Dos montantes recebidos a título de direitos autorais acima mencionados e relacionados com a publicação do livro “A Verdade da Mentira” e com o documentário exibido na TVI e DVD vendido com o jornal “Correio da Manhã”, e outras actividades exercidas pelo ex-inspector Gonçalo Amaral, assim como dos direitos das, pelo menos seis, edições em língua estrangeira do referido livro, não foi apreendida qualquer quantia.

No tocante à moradia que Gonçalo Amaral possuía na Urbanização Cerro Azul, em Quelfes, inexistem quaisquer prejuízos para o referido entrevistado, que sejam imputáveis aos pais de Madeleine Mc Cann. Na verdade, em 2009, impendiam sobre essa moradia várias hipotecas e um arresto averbado, decorrente de uma ação intentada por um dos irmãos de Gonçalo Amaral contra ele e a sua mulher, por, comprovadamente, como consta da sentença proferida pelo 2.º Juízo Cível do Tribunal de Família e Menores da Comarca do Seixal, estes terem vendido uma casa a terceiros, depois de terem recebido o valor que deveriam receber por ela, daquele mencionado irmão, que os ajudara a pagar dívidas anteriores. Os pais de Madeleine McCann conheceram tal ação por nela ter sido suscitada a sua intervenção pelo próprio agente de execução encarregue, pessoa que também parece ter alguma informação importante a referir sobre o que se deixa acima explanado. Sobre essa casa impendiam ainda penhoras desencadeadas pelo fisco, uma vez que o entrevistado em causa, apesar de ser funcionário público, tinha problemas com impostos, muito anteriores à própria publicação do livro e do documentário. Atualmente essa casa já é propriedade do Banco Espírito Santo, um dos credores, com problemas creditórios visíveis com o referido entrevistado, muito anteriores à publicação do livro, e portanto, das ações intentadas pelos respondentes.

Quanto ao veículo marca “Jaguar” com a matrícula 28-FB-58, que era à data do processo propriedade da Sociedade Unipessoal acima referida, o mesmo foi, em 21 de Janeiro de 2010 vendido a um terceiro, em nome de quem ainda se encontra registado, pelo que nem os pais de Madeleine McCann nem qualquer um dos outros vários credores, tiveram possibilidade de o usar para se pagarem das diversas dívidas contraídas pelo mencionado, repete-se, muito antes, da publicação do livro.

Quanto à pensão de reforma que o ex-inspector aufere, no montante de € 2.039,16, está a ser descontada da mesma uma percentagem de menos de 0,1% dos valores conhecidos, recebidos pelo ex-inspetor pelo livro e documentário, que entregou prontos aos seus editores ainda antes de o processo- crime, que se encontrava em segredo de justiça, ter sido arquivado, assim desrespeitando, nessa como noutras vertentes, aquele ex-inspetor, deveres que sobre ele impendem, mesmo na situação de aposentado. De resto, sobre essa pensão, fora já anteriormente executada uma penhora, originária de processo instaurado pelo Serviço de Finanças de Olhão, por dívidas fiscais.

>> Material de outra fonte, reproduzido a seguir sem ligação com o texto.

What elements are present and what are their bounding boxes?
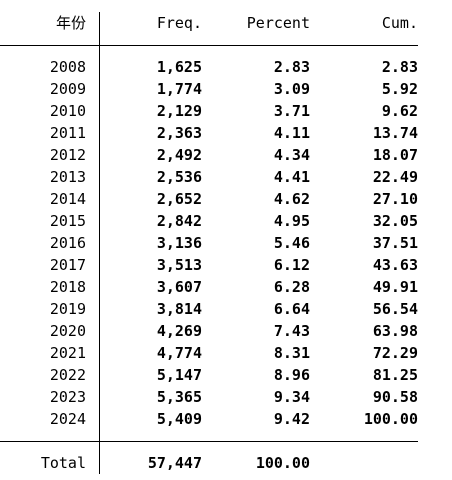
cell-year: 2022	[49, 366, 86, 384]
table-row: 2022 5,147 8.96 81.25	[0, 364, 452, 386]
cell-freq: 1,774	[156, 80, 202, 98]
cell-percent: 6.64	[273, 300, 310, 318]
cell-freq: 2,492	[156, 146, 202, 164]
cell-year: 2020	[49, 322, 86, 340]
cell-cum: 18.07	[372, 146, 418, 164]
cell-year: 2012	[49, 146, 86, 164]
cell-percent: 4.11	[273, 124, 310, 142]
cell-cum: 100.00	[363, 410, 418, 428]
cell-percent: 3.09	[273, 80, 310, 98]
cell-cum: 63.98	[372, 322, 418, 340]
cell-freq: 3,136	[156, 234, 202, 252]
table-row: 2008 1,625 2.83 2.83	[0, 56, 452, 78]
cell-freq: 3,513	[156, 256, 202, 274]
cell-cum: 56.54	[372, 300, 418, 318]
cell-percent: 2.83	[273, 58, 310, 76]
table-row: 2015 2,842 4.95 32.05	[0, 210, 452, 232]
cell-cum: 72.29	[372, 344, 418, 362]
column-divider	[99, 12, 100, 474]
cell-percent: 5.46	[273, 234, 310, 252]
total-row: Total 57,447 100.00	[0, 452, 452, 474]
cell-percent: 9.42	[273, 410, 310, 428]
table-row: 2014 2,652 4.62 27.10	[0, 188, 452, 210]
cell-year: 2016	[49, 234, 86, 252]
cell-cum: 9.62	[381, 102, 418, 120]
cell-percent: 6.12	[273, 256, 310, 274]
cell-percent: 3.71	[273, 102, 310, 120]
cell-freq: 2,536	[156, 168, 202, 186]
table-row: 2016 3,136 5.46 37.51	[0, 232, 452, 254]
cell-freq: 2,842	[156, 212, 202, 230]
total-label: Total	[40, 454, 86, 472]
header-cum: Cum.	[381, 14, 418, 32]
cell-percent: 4.41	[273, 168, 310, 186]
cell-year: 2019	[49, 300, 86, 318]
cell-cum: 27.10	[372, 190, 418, 208]
cell-percent: 8.31	[273, 344, 310, 362]
cell-cum: 13.74	[372, 124, 418, 142]
cell-cum: 32.05	[372, 212, 418, 230]
cell-freq: 1,625	[156, 58, 202, 76]
cell-freq: 2,363	[156, 124, 202, 142]
cell-freq: 5,365	[156, 388, 202, 406]
cell-year: 2010	[49, 102, 86, 120]
table-row: 2019 3,814 6.64 56.54	[0, 298, 452, 320]
total-freq: 57,447	[147, 454, 202, 472]
cell-year: 2024	[49, 410, 86, 428]
cell-cum: 37.51	[372, 234, 418, 252]
cell-freq: 4,774	[156, 344, 202, 362]
total-rule	[0, 441, 418, 442]
cell-freq: 5,409	[156, 410, 202, 428]
cell-year: 2017	[49, 256, 86, 274]
header-freq: Freq.	[156, 14, 202, 32]
cell-year: 2023	[49, 388, 86, 406]
table-row: 2017 3,513 6.12 43.63	[0, 254, 452, 276]
cell-cum: 22.49	[372, 168, 418, 186]
cell-year: 2018	[49, 278, 86, 296]
cell-freq: 3,607	[156, 278, 202, 296]
cell-freq: 2,652	[156, 190, 202, 208]
cell-cum: 43.63	[372, 256, 418, 274]
cell-year: 2011	[49, 124, 86, 142]
table-row: 2023 5,365 9.34 90.58	[0, 386, 452, 408]
cell-cum: 49.91	[372, 278, 418, 296]
table-row: 2010 2,129 3.71 9.62	[0, 100, 452, 122]
cell-freq: 3,814	[156, 300, 202, 318]
cell-year: 2013	[49, 168, 86, 186]
table-row: 2024 5,409 9.42 100.00	[0, 408, 452, 430]
table-row: 2013 2,536 4.41 22.49	[0, 166, 452, 188]
header-year: 年份	[55, 14, 86, 32]
cell-year: 2015	[49, 212, 86, 230]
cell-year: 2009	[49, 80, 86, 98]
cell-percent: 4.95	[273, 212, 310, 230]
header-rule	[0, 45, 418, 46]
table-row: 2018 3,607 6.28 49.91	[0, 276, 452, 298]
cell-percent: 4.34	[273, 146, 310, 164]
cell-percent: 6.28	[273, 278, 310, 296]
cell-cum: 81.25	[372, 366, 418, 384]
cell-year: 2008	[49, 58, 86, 76]
cell-cum: 2.83	[381, 58, 418, 76]
cell-freq: 4,269	[156, 322, 202, 340]
header-percent: Percent	[246, 14, 310, 32]
table-row: 2020 4,269 7.43 63.98	[0, 320, 452, 342]
cell-freq: 2,129	[156, 102, 202, 120]
cell-year: 2014	[49, 190, 86, 208]
cell-cum: 5.92	[381, 80, 418, 98]
cell-year: 2021	[49, 344, 86, 362]
cell-percent: 9.34	[273, 388, 310, 406]
table-header: 年份 Freq. Percent Cum.	[0, 12, 452, 34]
table-row: 2011 2,363 4.11 13.74	[0, 122, 452, 144]
cell-percent: 4.62	[273, 190, 310, 208]
cell-percent: 7.43	[273, 322, 310, 340]
total-percent: 100.00	[255, 454, 310, 472]
cell-percent: 8.96	[273, 366, 310, 384]
table-row: 2012 2,492 4.34 18.07	[0, 144, 452, 166]
cell-freq: 5,147	[156, 366, 202, 384]
table-row: 2009 1,774 3.09 5.92	[0, 78, 452, 100]
table-row: 2021 4,774 8.31 72.29	[0, 342, 452, 364]
cell-cum: 90.58	[372, 388, 418, 406]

Os pais de Madeleine Mc Cann não têm voz em Portugal. Tudo lhes foi tirado, a filha, a honra e a possibilidade de vida cívica, foram aniquilados como cidadãos, destituídos de direitos ou crédito social, o que não aconteceu, como se vê pela entrevista, com o senhor que os aniquilou.

Por tal razão, vêm Kate e Gerald McCann requerer que a sua resposta seja publicada na íntegra, propondo-se pagar o que for considerado como eventual excesso de texto.

Isabel Costa Pereira
Mandatária de Gerald e Kate McCann”

Now in English:

Kate e Gerald McCann answer Gonçalo Amaral
Jornal da Regiao- Oeiras
28 February to 5 March 2012
Pg 2

“Kate and Gerald McCann, come, under the Press Law, exercise the right of reply and rectification in relation to the statement published in issue No. 300, on page 3 under the heading "Look who's talking," originated in the article in "Nova Gente" magazine, edition of 13 February 2012, pages 86 and 87, as follows:

The title assigned to the piece, does not correspond to its content, and is intended only to "sell" its reading. This fact is evidenced right the very first question asked and in the answer given by Gonçalo Amaral.

However, the thread of the interview, and the eighth to tenth questions seek to instill in the reader the notion that the victim of the irreparable character assassination suffered by the parents of Madeleine McCann at the hands of Gonçalo Amaral, is Gonçalo Amaral himself not whom he organized and ruthlessly destroyed.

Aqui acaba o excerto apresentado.